Ebola Virus Disease Response: Public Health Insfrastructure and Experimental Drugs

Ebola virus disease (EVD) has appeared in several West African nations over the last several months, and is now spreading with increasing speed. The international public health response has involved World Health Organization (WHO), Centers for Disease Control (CDC), Doctors Without Borders (MSF), and local public health authorities, among others. WHO has now formulated an Ebola response roadmap for the crisis.The history of Ebola virus outbreaks shows the first recognition of the pathogen in 1976, followed by several decades of periodic outbreaks with various virus subtypes. Dr. Anthony Fauci, director of the National Institute of Allergy and Infectious Disease (NIAID), placed the current EVD outbreak in historical context
In most instances, the virus emerged in geographically restricted, rural regions, and outbreaks were contained through routine public health measures such as case identification, contact tracing, patient isolation, and quarantine to break the chain of virus transmission. In early 2014, EVD emerged in a remote region of Guinea near its borders with Sierra Leone and Liberia. Since then, the epidemic has grown dramatically, fueled by several factors. First, Guinea, Sierra Leone, and Liberia are resource-poor countries already coping with major health challenges, such as malaria and other endemic diseases, some of which may be confused with EVD. Next, their borders are porous, and movement between countries is constant. Health care infrastructure is inadequate, and health workers and essential supplies including personal protective equipment are scarce. Traditional practices, such as bathing of corpses before burial, have facilitated transmission. The epidemic has spread to cities, which complicates tracing of contacts. Finally, decades of conflict have left the populations distrustful of governing officials and authority figures such as health professionals. Add to these problems a rapidly spreading virus with a high mortality rate, and the scope of the challenge becomes clear. 

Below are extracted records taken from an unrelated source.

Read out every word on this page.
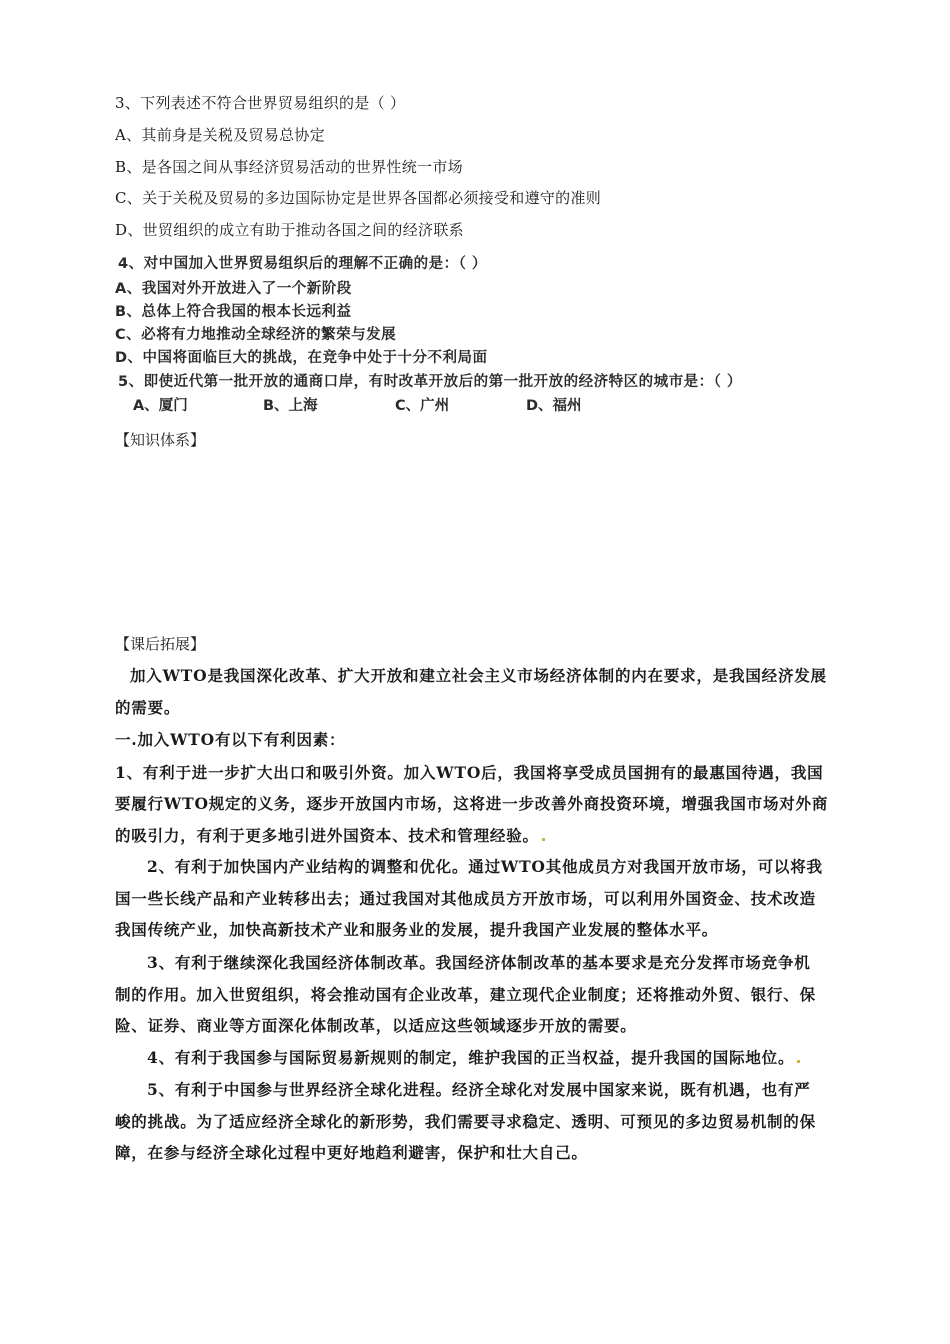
3、下列表述不符合世界贸易组织的是（ ）
A、其前身是关税及贸易总协定
B、是各国之间从事经济贸易活动的世界性统一市场
C、关于关税及贸易的多边国际协定是世界各国都必须接受和遵守的准则
D、世贸组织的成立有助于推动各国之间的经济联系
4、对中国加入世界贸易组织后的理解不正确的是：（ ）
A、我国对外开放进入了一个新阶段
B、总体上符合我国的根本长远利益
C、必将有力地推动全球经济的繁荣与发展
D、中国将面临巨大的挑战，在竞争中处于十分不利局面
5、即使近代第一批开放的通商口岸，有时改革开放后的第一批开放的经济特区的城市是：（ ）
A、厦门	B、上海	C、广州	D、福州
【知识体系】
【课后拓展】
加入WTO是我国深化改革、扩大开放和建立社会主义市场经济体制的内在要求，是我国经济发展
的需要。
一.加入WTO有以下有利因素：
1、有利于进一步扩大出口和吸引外资。加入WTO后，我国将享受成员国拥有的最惠国待遇，我国
要履行WTO规定的义务，逐步开放国内市场，这将进一步改善外商投资环境，增强我国市场对外商
的吸引力，有利于更多地引进外国资本、技术和管理经验。
2、有利于加快国内产业结构的调整和优化。通过WTO其他成员方对我国开放市场，可以将我
国一些长线产品和产业转移出去；通过我国对其他成员方开放市场，可以利用外国资金、技术改造
我国传统产业，加快高新技术产业和服务业的发展，提升我国产业发展的整体水平。
3、有利于继续深化我国经济体制改革。我国经济体制改革的基本要求是充分发挥市场竞争机
制的作用。加入世贸组织，将会推动国有企业改革，建立现代企业制度；还将推动外贸、银行、保
险、证券、商业等方面深化体制改革，以适应这些领域逐步开放的需要。
4、有利于我国参与国际贸易新规则的制定，维护我国的正当权益，提升我国的国际地位。
5、有利于中国参与世界经济全球化进程。经济全球化对发展中国家来说，既有机遇，也有严
峻的挑战。为了适应经济全球化的新形势，我们需要寻求稳定、透明、可预见的多边贸易机制的保
障，在参与经济全球化过程中更好地趋利避害，保护和壮大自己。
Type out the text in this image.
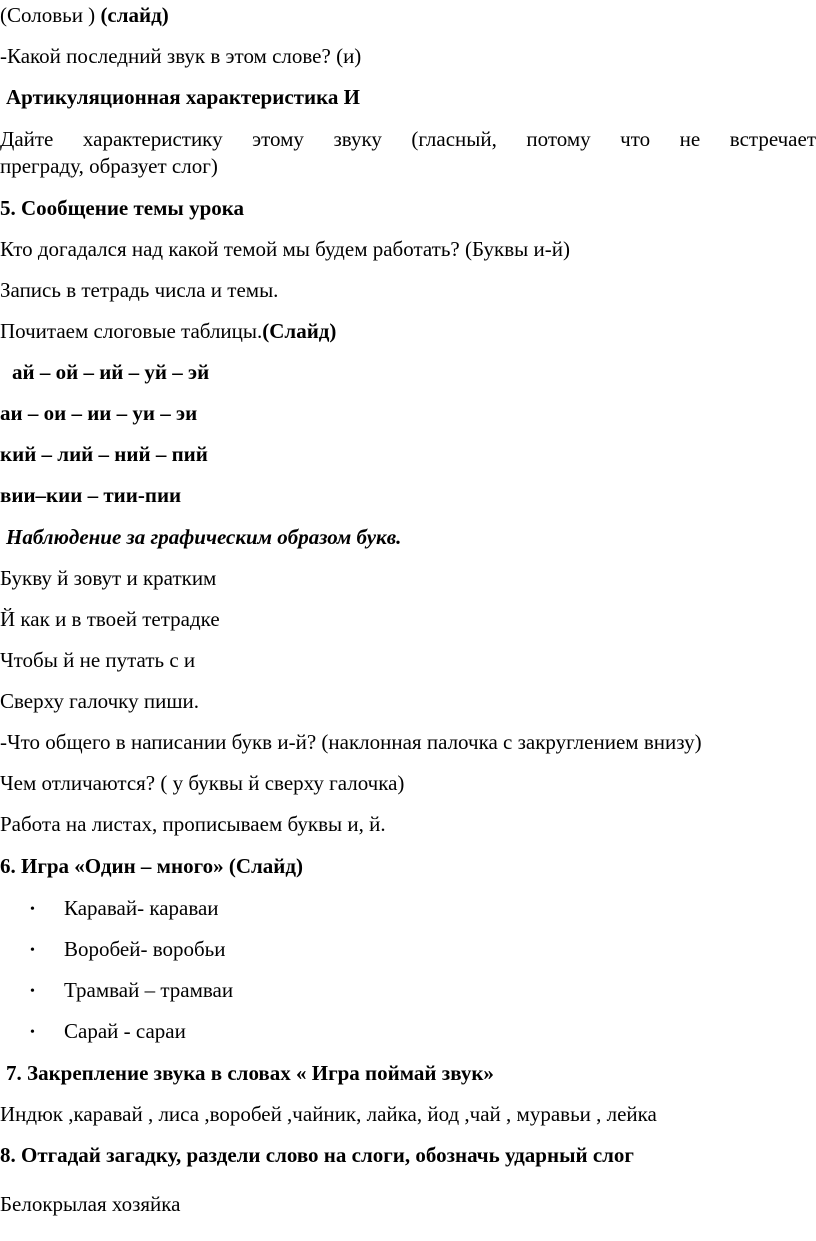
(Соловьи ) (слайд)
-Какой последний звук в этом слове? (и)
Артикуляционная характеристика И
Дайте характеристику этому звуку (гласный, потому что не встречает
преграду, образует слог)
5. Сообщение темы урока
Кто догадался над какой темой мы будем работать? (Буквы и-й)
Запись в тетрадь числа и темы.
Почитаем слоговые таблицы.(Слайд)
ай – ой – ий – уй – эй
аи – ои – ии – уи – эи
кий – лий – ний – пий
вии–кии – тии-пии
Наблюдение за графическим образом букв.
Букву й зовут и кратким
Й как и в твоей тетрадке
Чтобы й не путать с и
Сверху галочку пиши.
-Что общего в написании букв и-й? (наклонная палочка с закруглением внизу)
Чем отличаются? ( у буквы й сверху галочка)
Работа на листах, прописываем буквы и, й.
6. Игра «Один – много» (Слайд)
• Каравай- караваи
• Воробей- воробьи
• Трамвай – трамваи
• Сарай - сараи
7. Закрепление звука в словах « Игра поймай звук»
Индюк ,каравай , лиса ,воробей ,чайник, лайка, йод ,чай , муравьи , лейка
8. Отгадай загадку, раздели слово на слоги, обозначь ударный слог
Белокрылая хозяйка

To date, at least 3,000 cases and over 1800 deaths have been reported in the West Africa nations of Sierra Leone, Guinea, and Liberia, with numbers rising. Isolated cases are also observed in Nigeria and Senegal. To date, the case fatality rate is estimated at around 60%. No vaccine or effective antiviral is currently available against the virus. An unapproved cocktail of monoclonal antibodies produced by Mapp Biopharmaceutical of San Diego, called ZMapp, was administered to several health workers from the U.S.; their recovery may be partially explained by the use of this drug (although their access raises ethical questions regarding how to allocate scarce countermeasures). That drug essentially transfers an immune response to the patient (passive immunity). The other modalities for EVD treatment and prevention are the more commonly known avenues of vaccines that elicit the patient’s own immune response and/or antiviral drugs which interfere with virus replication. The availability of vaccines and antivirals for “emerging or reemerging diseases” illustrates the deficiencies in matching market realities to public health demands. The research that led to ZMapp was partially funded by the U.S. government as part of its program to establish medical countermeasures against a bioterrorist attack (resources that greatly expanded after 9/11). The supply of ZMapp is limited; HHS is now funding expanded production and formal clinical trials of the drug. In addition, several Ebola vaccines will enter clinical trials soon. But the availability of countermeasures, while necessary, is not the only determinant of how soon the outbreak (not yet called a pandemic) will be contained. The international public health infrastructure, ideally coordinated by WHO, is dependent on funding from national governments, and mandated funding has declined over the years, undercutting WHO's capabilities. WHO did not declare a public health emergency until August,  despite the fact that cases began to spread in March. While more vaccines and antivirals can make a difference in any viral disease outbreak, the spread of EBV could have been managed with a more robust public health emergency response earlier this year. MSF has called for countries with biological disaster response teams (e.g., U.S.) to send these personnel to the regions to augment field hospitals, diagnostic laboratories, and other facilities needed to manage the crisis.